Households make three basic decisions:
How much of each product/output to demand.
How much labor to supply.
How much to spend today and how much to save for the future.
Factors influencing the quantity of a good or service demanded by a household:
The price of the product
The income available to the household
The household’s accumulated wealth
The prices of other products available to the household
The household’s tastes and preferences
The household’s expectations about future income, wealth, and prices
Budget Constraint: The limits imposed on household choices by income, wealth, and product prices.
Choice Set/Opportunity Set: The set of options defined and limited by a budget constraint.
Within limited incomes and fixed prices, households choose what to buy.
A household weighs a good/service against other things that money could buy.
With a limited budget, the real cost of a good/service is the value of other goods/services that could have been purchased with the same money.
The budget constraint separates available combinations of goods/services from those not available, given limited income.
Available combinations make up the opportunity set.
Real Income: The set of opportunities to purchase real goods and services available to a household as determined by prices and money income.
The budget constraint can be written as: PX * X + PY * Y = I
Where:
P_X = the price of X
X = the quantity of X consumed
P_Y = the price of Y
Y = the quantity of Y consumed
I = household income
When the price of a good decreases, the budget constraint swivels to the right, increasing available opportunities and expanding choice.
Utility: The satisfaction a product yields.

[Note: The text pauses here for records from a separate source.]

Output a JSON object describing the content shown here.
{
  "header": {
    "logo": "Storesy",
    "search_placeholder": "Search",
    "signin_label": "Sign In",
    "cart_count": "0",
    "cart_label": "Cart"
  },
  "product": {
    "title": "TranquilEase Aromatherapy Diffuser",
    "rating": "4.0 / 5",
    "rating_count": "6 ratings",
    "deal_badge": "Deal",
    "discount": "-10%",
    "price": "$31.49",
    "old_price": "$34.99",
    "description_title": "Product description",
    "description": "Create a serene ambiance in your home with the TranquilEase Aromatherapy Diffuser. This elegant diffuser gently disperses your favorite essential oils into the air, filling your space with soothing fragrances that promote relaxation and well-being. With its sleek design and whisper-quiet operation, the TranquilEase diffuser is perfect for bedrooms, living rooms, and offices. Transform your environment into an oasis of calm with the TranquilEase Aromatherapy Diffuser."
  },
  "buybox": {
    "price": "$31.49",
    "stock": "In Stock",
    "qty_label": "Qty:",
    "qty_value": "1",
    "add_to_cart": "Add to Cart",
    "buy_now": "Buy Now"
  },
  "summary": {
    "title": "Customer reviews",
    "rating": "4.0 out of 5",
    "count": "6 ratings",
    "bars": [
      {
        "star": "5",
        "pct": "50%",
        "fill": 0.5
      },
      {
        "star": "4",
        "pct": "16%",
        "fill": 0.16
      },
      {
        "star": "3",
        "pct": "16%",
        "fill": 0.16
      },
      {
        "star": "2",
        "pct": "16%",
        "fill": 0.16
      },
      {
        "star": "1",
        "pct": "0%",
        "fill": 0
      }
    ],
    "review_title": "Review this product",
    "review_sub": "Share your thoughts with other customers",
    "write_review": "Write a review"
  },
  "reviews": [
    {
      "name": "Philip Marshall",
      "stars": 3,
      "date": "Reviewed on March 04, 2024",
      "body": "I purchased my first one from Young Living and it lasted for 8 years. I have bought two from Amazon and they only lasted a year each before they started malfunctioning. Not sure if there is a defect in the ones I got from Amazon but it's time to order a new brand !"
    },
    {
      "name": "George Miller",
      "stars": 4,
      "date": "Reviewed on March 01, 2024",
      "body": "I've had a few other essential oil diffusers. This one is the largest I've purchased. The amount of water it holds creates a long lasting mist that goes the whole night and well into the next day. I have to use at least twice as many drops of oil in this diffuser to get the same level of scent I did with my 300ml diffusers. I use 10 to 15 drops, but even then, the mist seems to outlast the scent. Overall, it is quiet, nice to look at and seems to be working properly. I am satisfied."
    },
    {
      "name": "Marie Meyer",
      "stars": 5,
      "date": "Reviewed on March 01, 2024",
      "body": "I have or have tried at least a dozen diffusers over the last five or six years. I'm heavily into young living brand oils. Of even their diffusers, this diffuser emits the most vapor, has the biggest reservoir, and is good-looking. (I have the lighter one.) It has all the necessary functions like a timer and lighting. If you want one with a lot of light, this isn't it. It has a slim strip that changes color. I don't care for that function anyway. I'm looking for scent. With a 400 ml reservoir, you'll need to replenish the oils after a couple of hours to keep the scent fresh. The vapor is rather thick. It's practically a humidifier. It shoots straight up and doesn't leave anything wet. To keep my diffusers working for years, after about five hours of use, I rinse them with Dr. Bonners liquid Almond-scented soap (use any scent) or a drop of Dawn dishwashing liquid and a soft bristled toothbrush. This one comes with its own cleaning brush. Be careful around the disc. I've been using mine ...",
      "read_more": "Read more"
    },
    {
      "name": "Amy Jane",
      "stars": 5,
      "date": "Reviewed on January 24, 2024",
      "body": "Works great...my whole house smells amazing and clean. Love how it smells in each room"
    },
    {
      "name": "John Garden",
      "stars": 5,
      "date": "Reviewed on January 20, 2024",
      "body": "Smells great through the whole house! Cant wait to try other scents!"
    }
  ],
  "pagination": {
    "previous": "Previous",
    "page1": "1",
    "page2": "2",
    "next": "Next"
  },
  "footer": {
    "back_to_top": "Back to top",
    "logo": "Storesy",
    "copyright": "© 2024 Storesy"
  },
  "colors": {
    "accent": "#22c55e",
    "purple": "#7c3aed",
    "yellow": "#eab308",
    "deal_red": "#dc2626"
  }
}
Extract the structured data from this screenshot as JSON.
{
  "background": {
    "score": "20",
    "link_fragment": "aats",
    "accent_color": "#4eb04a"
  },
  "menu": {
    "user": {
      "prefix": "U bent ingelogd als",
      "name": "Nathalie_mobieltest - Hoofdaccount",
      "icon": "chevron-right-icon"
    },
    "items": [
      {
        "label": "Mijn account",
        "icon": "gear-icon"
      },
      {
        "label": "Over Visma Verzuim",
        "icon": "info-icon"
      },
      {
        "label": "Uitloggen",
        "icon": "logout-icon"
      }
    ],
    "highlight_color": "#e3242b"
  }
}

Law of Diminishing Marginal Utility: The more of any one good consumed in a given period, the less satisfaction (utility) generated by consuming each additional (marginal) unit of the same good.
Marginal Utility (MU): The additional satisfaction gained by the consumption of one more unit of a good or service.
Total Utility: The total satisfaction a product yields.
Marginal utility is the additional utility gained by consuming one additional unit of a commodity.
When marginal utility is zero, total utility stops rising.
Utility-maximizing consumers spread their expenditures until the following condition holds:
\frac{MUX}{PX} = \frac{MUY}{PY}
Where:
MU_X is the marginal utility derived from the last unit of X consumed
MU_Y is the marginal utility derived from the last unit of Y consumed
P_X is the price per unit of X
P_Y is the price per unit of Y
Utility-Maximizing Rule: Equating the ratio of the marginal utility of a good to its price for all goods.
Diminishing marginal utility explains downward sloping demand.
As price decreases, consumers are willing to consume more units until marginal utility falls to the level of the new price.
Households face constrained choices in input markets and must decide:
Whether to work
How much to work
What kind of a job to take
Indifference Curve: A set of points, each representing a combination of some amount of good X and some amount of good Y, that all yield the same amount of total utility.
The consumer is indifferent between bundles A and B, B and C, and A and C.
Because “more is better,” our consumer is unequivocally worse off at A' than at A.
Each consumer has a unique family of indifference curves called a preference map.
Higher indifference curves represent higher levels of total utility.
Consumers will choose the combination of X and Y that maximizes total utility.
Graphically, the consumer will move along the budget constraint until the highest possible indifference curve is reached.
At that point, the budget constraint and the indifference curve are tangent. This point of tangency occurs at X* and Y* (point B).